PdBu reduces surface expression of Kir6.2. A, representative 24-well plate showing visualization of cell surface expression using the In Cell Western Assay. The left side of the plate shows the surface labeling of nonpermeabilized cells, and the right side indicates labeling of the total protein in the Triton X-100-permeabilized cells. B, bar chart showing the percentage of Kir6.2 surface expression in the presence of 1 μm PdBu or 1 μm 4α-phorbol (4αP). Error bars, S.E. **, p < 0.01 compared with control. C, Western blot using the anti-HA antibody to show the changes in Kir6.2-HA at the surface of CHO-K1 cells in the presence or absence of PdBu. T, total protein; L, cell lysate; E, protein eluted from avidin. D, Western blot using the anti-HA antibody to determine surface expression of Kir6.2 S372A in the absence (−) and presence (+) of PdBu. E, Western blot using anti-calnexin antibody to detect the intracellular control protein calnexin. Marker sizes are shown in kDa.

FIGURE 8.

PdBu activates basal Kir6.2 currents. A–D, representative whole cell recordings showing the effect of PdBu on Kir6.2/SUR2B (A), Kir6.2ΔC26/SUR2B (B), Kir6.2-S372A/SUR2B (C), and mock-transfected cells and their basal currents (D).

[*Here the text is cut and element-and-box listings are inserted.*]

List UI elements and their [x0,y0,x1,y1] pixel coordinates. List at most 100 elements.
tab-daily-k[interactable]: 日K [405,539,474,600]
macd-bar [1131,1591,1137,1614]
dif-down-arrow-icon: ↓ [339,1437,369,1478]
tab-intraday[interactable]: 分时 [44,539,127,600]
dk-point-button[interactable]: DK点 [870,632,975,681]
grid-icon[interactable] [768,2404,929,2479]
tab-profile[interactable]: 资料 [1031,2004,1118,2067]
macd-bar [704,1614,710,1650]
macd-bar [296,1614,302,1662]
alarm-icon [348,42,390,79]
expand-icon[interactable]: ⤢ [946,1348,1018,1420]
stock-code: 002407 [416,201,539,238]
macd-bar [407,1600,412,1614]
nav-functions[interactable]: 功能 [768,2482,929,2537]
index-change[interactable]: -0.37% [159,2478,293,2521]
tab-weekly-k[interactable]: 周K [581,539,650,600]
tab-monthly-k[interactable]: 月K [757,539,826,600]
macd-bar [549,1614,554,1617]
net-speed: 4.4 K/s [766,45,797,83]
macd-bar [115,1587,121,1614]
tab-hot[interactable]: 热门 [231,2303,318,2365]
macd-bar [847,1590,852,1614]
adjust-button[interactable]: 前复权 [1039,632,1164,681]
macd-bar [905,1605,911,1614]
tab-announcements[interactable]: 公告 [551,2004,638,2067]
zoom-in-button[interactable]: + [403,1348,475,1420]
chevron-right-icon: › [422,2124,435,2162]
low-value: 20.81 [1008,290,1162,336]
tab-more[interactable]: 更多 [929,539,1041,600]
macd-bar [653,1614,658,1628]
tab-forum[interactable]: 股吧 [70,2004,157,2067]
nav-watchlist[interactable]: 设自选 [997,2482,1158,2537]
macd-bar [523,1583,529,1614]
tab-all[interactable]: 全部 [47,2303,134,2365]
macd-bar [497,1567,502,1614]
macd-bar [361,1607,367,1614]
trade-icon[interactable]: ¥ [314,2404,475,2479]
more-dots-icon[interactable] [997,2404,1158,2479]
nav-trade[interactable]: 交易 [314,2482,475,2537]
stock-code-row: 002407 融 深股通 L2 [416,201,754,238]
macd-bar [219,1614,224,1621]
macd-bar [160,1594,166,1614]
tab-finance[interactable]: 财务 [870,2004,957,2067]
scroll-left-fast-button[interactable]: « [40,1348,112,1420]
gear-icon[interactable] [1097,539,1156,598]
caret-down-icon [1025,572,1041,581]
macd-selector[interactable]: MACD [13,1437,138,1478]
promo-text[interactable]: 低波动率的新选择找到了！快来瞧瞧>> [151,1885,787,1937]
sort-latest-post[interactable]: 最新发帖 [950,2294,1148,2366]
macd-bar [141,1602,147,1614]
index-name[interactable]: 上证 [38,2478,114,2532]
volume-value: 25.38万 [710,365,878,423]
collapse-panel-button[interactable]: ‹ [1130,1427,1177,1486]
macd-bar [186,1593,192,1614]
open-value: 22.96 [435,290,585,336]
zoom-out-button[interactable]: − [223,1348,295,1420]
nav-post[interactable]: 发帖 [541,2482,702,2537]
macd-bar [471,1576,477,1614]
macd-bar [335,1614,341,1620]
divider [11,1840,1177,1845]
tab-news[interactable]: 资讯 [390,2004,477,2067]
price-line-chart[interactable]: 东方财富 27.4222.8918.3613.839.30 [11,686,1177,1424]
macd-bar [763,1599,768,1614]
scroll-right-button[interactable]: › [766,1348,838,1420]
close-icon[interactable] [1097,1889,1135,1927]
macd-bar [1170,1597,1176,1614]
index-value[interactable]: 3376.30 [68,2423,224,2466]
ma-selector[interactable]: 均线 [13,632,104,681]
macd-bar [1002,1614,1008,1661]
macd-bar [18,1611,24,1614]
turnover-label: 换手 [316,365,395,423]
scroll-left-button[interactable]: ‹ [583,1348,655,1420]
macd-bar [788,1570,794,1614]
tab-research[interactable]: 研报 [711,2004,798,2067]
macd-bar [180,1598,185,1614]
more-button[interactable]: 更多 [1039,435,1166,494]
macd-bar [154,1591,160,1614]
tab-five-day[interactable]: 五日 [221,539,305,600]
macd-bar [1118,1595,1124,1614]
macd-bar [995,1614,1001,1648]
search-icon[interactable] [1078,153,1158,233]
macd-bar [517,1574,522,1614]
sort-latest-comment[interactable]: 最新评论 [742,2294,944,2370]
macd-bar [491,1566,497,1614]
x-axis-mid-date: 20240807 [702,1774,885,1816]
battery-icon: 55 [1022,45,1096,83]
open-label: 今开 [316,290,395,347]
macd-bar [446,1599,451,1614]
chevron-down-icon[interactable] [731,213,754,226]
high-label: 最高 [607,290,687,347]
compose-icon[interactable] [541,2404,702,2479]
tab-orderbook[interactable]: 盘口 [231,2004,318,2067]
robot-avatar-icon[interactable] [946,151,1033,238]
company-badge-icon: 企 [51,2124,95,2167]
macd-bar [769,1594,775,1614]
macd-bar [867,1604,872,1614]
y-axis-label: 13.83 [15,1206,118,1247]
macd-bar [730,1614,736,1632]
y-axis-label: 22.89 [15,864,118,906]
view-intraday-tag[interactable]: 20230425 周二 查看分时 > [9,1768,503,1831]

Currents were evoked using a series of 1-s voltage ramps from −100 mV to +100 mV from a holding potential of 0 mV. Recordings were carried out using 300 nm free intracellular Ca²⁺ unless indicated otherwise. E, mean data showing PdBu-induced activation of basal Kir6.2/SUR2B current in 20, 100, and 300 nm free intracellular Ca²⁺ concentrations (mean ± S.E. (error bars), n = 6, 4, and 6 cells respectively, *, p < 0.05). F, normalized mean data comparing the effect of PdBu on Kir6.2/SUR2B, Kir6.2ΔC26/SUR2B, Kir6.2-S372A/SUR2B and mock-transfected HEK293 cell basal current at −50 mV (mean ± S.E., n = 6, 5, 4, and 4 cells, respectively). G, comparison of the rate of PdBu-induced inhibition of Kir6.2/SUR2B current with the rates of PdBu-induced increase of Kir6.2/SUR2B, Kir6.2ΔC26/SUR2B, and Kir6.2-S372A/SUR2B basal current (mean ± S.E., n = 6, 5, and 4, respectively, *, p < 0.05).

FIGURE 9.

Phosphomimetic mutation S372E does not alter the ATP sensitivity of the Kir6.2/SUR2B channel. A and B, representative currents from inside-out patches containing Kir6.2/SUR2B (A) and Kir6.2-S372E/SUR2B (B) channels. The excised patches were held at −50 mV in symmetrical 140 mm K⁺ solution and subsequently exposed to different intracellular concentrations of ATP. C, relative ATP sensitivity of Kir6.2/SUR2B and Kir6.2-S372E/SUR2B. Data were grouped from four to eight inside-out patches and fitted to the following equation: Relative current = 1/(1 + ([ATP]/IC₅₀)^k) where relative current is the current relative to the current measured in the absence of ATP and k is the Hill coefficient.